NasDem Singgung Pemecatan Prabowo, Gerindra: Jangan Asal Ngomong!
NasDem Singgung Pemecatan Prabowo, Gerindra: Jangan Asal Ngomong!
DetikGadis - Sekjen NasDem Johnny G Plate menyinggung rekomendasi Dewan Kehormatan Militer tentang pemecatan Prabowo Subianto dari TNI pada Mei 1998. Anggota Badan Komunikasi DPP Partai Gerindra Andre Rosiade angkat bicara dan menjelaskan soal pemecatan sang ketum itu.
"Saya ingin jelaskan bahwa tidak ada namanya Dewan Kehormatan Militer, yang ada Dewan Kehormatan Perwira. Dan berdasarkan SKep Panglima ABRI No 838/1995 tentang Dewan Kehormatan Perwira, Panglima ABRI tidak punya wewenang membuat DKP untuk perwira tinggi," kata Andre kepada wartawan, Senin (6/8/2018).
Andre mengatakan Johnny salah bicara soal Dewan Kehormatan Militer. Saat itu, Prabowo dipecat melalui surat rekomendasi Dewan Kehormatan Perwira.

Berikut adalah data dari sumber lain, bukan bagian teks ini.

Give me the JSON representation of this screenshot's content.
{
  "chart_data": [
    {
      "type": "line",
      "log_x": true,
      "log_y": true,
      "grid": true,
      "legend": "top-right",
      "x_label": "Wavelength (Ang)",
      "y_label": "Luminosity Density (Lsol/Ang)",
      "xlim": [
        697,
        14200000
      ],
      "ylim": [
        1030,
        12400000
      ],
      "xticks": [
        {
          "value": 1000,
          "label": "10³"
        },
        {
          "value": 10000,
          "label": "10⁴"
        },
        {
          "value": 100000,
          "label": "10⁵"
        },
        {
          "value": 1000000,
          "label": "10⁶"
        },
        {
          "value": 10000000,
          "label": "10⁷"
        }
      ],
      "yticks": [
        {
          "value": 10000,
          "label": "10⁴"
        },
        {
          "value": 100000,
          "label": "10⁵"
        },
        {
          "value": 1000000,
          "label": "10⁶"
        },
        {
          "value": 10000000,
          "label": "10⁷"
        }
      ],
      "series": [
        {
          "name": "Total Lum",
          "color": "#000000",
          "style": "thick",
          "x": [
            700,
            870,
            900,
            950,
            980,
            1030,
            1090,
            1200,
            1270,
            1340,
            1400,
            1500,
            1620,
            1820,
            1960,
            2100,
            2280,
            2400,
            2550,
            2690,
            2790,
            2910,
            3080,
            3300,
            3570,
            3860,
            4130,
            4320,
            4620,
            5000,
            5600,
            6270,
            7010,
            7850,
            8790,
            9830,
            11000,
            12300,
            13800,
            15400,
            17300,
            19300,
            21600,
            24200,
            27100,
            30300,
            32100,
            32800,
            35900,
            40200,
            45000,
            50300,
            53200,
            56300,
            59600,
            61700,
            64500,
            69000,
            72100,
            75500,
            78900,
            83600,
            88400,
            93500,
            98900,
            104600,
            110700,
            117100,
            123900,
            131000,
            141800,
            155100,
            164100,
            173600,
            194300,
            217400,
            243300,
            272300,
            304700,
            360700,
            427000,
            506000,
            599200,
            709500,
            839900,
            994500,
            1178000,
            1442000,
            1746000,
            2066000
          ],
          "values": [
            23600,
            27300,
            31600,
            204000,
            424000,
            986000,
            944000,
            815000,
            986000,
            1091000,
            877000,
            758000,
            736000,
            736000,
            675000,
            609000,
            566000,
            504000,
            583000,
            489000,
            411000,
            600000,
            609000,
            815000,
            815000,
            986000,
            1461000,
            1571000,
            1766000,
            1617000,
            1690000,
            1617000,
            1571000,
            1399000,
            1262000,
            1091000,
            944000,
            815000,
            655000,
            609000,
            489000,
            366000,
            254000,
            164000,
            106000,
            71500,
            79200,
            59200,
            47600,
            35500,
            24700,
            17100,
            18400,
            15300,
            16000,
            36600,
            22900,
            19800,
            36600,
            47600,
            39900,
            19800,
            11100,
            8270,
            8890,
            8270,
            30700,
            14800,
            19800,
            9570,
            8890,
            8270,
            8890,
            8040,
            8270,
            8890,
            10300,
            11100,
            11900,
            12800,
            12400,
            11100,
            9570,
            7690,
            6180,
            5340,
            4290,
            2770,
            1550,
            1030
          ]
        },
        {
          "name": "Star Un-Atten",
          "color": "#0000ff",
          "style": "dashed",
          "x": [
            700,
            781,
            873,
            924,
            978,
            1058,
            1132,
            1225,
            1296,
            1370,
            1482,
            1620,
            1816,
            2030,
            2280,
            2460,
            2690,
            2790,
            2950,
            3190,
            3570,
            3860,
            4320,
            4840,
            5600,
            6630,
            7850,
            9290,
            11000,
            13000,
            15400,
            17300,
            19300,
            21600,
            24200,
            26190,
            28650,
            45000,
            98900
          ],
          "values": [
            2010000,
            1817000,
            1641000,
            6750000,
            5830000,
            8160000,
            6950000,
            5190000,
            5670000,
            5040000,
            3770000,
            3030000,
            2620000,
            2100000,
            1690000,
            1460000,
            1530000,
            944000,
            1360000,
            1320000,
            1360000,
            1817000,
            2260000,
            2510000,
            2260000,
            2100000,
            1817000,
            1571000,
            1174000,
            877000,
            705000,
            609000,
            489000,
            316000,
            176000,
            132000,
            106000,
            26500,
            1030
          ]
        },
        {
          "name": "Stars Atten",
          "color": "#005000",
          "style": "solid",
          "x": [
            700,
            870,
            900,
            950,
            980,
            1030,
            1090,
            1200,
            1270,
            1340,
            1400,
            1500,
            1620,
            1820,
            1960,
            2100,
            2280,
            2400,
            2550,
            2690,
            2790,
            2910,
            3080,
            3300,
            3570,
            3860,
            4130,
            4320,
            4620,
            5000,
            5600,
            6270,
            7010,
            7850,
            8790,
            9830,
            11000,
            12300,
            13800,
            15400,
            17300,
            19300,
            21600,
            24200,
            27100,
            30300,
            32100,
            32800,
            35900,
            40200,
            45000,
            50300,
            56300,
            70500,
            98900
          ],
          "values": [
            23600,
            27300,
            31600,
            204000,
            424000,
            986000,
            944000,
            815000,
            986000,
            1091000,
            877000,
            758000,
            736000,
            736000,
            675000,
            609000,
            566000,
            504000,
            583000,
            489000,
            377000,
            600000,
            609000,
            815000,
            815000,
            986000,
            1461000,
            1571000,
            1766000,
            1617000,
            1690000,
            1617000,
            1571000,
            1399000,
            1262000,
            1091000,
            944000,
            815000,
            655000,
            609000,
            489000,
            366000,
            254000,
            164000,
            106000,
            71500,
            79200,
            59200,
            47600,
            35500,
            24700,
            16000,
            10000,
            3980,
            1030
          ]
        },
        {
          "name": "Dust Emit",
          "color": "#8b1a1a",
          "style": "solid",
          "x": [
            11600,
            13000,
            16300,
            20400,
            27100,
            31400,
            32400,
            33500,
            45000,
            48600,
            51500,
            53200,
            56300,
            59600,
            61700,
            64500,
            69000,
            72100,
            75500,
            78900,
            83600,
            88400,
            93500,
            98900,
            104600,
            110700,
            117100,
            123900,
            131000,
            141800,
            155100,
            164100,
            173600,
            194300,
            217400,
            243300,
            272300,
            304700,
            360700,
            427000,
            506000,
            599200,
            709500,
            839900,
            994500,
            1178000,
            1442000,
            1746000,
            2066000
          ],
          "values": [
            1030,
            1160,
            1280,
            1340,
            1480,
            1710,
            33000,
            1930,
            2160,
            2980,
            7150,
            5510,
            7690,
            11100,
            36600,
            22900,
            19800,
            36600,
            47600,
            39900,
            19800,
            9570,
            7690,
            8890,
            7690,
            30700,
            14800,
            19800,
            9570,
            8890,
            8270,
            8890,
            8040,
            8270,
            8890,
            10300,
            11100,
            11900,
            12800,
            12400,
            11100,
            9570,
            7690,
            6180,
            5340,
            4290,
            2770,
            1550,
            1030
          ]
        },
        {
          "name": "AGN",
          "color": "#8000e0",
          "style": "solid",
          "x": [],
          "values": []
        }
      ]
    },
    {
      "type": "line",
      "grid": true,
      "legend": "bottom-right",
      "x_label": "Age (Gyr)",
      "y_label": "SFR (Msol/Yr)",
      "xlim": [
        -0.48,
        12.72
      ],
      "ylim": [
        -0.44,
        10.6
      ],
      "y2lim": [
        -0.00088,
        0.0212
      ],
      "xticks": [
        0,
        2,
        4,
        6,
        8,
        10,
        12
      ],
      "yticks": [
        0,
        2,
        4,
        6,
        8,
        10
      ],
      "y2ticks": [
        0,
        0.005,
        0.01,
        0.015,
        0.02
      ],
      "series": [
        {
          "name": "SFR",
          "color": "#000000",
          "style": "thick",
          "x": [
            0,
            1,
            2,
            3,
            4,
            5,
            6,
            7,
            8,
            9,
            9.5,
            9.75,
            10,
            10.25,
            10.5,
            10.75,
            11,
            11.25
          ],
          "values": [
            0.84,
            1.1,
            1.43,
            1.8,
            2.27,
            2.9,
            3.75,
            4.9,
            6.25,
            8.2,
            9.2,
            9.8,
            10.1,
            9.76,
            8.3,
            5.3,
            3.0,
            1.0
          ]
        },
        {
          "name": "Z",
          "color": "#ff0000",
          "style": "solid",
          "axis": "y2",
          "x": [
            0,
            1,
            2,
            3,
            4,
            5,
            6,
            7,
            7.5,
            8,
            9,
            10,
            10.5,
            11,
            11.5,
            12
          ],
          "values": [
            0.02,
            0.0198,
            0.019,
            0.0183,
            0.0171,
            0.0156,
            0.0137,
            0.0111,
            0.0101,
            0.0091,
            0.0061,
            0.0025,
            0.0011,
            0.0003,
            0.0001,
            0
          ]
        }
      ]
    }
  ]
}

Dia juga mengingatkan pemberhentian Prabowo dari ABRI bukan karena tindakan melanggar hukum. Andre mengungkit peran Menko Polhukam Wiranto yang saat itu menjabat Panglima ABRI.
"Panglima ABRI hanya mempunyai modal untuk membuat DKP untuk perwira menengah. Lalu dalam DKP itu disebutkan minimal 3 orang harus berpangkat lebih tinggi dari terperiksa. Faktanya dalam DKP Pak Prabowo itu hanya satu yang lebih tinggi, yaitu KSAD Jenderal Subagyo," ujarnya.
"Ini menunjukkan DKP yang dibentuk Wiranto waktu itu adalah tindakan inkonstitusional yang melebihi wewenang sebagai Pangab demi ambisi pribadi untuk menyingkirkan Prabowo Subianto," imbuh Andre.
Dia meminta Johnny tak asal bicara jika tak tahu sejarah. Andre kemudian kembali menyinggung soal 'ajak berantem' Joko Widodo (Jokowi) kepada relawan yang jadi kontroversi.
"Jadi Saudara Johnny Plate jangan asal ngomong kalau tidak tahu sejarah. Itu juga jelas pernyataan Pak Jokowi di depan relawan, ada di rekaman. Ada dua itu. Coba saya tanya, di mana kalau kata-kata itu tidak menganjurkan kekerasan? Intinya, kita tidak usah bersilat lidah dan mencari pembenaran, sudah jelas Pak Jokowi salah," sebutnya.
Andre menilai Jokowi tidak bisa menempatkan diri. Dia berharap Jokowi mengakui kesalahan dan meminta maaf.
"Tinggal mengakui dan minta maaf. Karena kami menilai Pak Jokowi gagal dalam memisahkan posisinya sebagai presiden dan sebagai capres. Ini membahayakan demokrasi dan Pemilu 2019 kalau sikap Pak Jokowi seperti ini. Apakah ini revolusi mental yang dicita-citakan Pak Jokowi? Ini membahayakan," tutur dia.
Sebelumnya, Johnny menanggapi pernyataan Kadiv Advokasi dan Bantuan Hukum Partai Demokrat (PD) Ferdinand Hutahaean yang menyayangkan pernyataan 'berani jika diajak berantem' dari Jokowi kepada relawannya. PD meminta Jokowi tidak berlaku seperti provokator.
Dia menilai pernyataan Jokowi tidak patut. PD menyarankan DPR memanggil Jokowi soal arahannya itu. "Sungguh ini tak layak, tak patut, dan tidak etis. Saya pikir DPR harus memanggil presiden dan menegurnya karena ini bibit perang saudara," cetus Ferdinand.
Jhonny menilai PD gagal paham atas pesan Presiden Jokowi kepada relawannya. Menurut dia, Jokowi justru berpesan agar Pemilu 2019 dipenuhi kegembiraan.
Jhonny kemudian menyebut tudingan kekerasan yang dilontarkan Demokrat mengingatkan dirinya pada peristiwa Reformasi '98. Dia menyinggung rekomendasi Dewan Kehormatan Militer saat itu.
"Ini membangun memori masyarakat bahwa tanda-tanda kekerasan dulu itu ada. Dulu kan kita tahu peristiwa kekerasan '98, rekomendasi Dewan Kehormatan Militer," ucap Jhonny.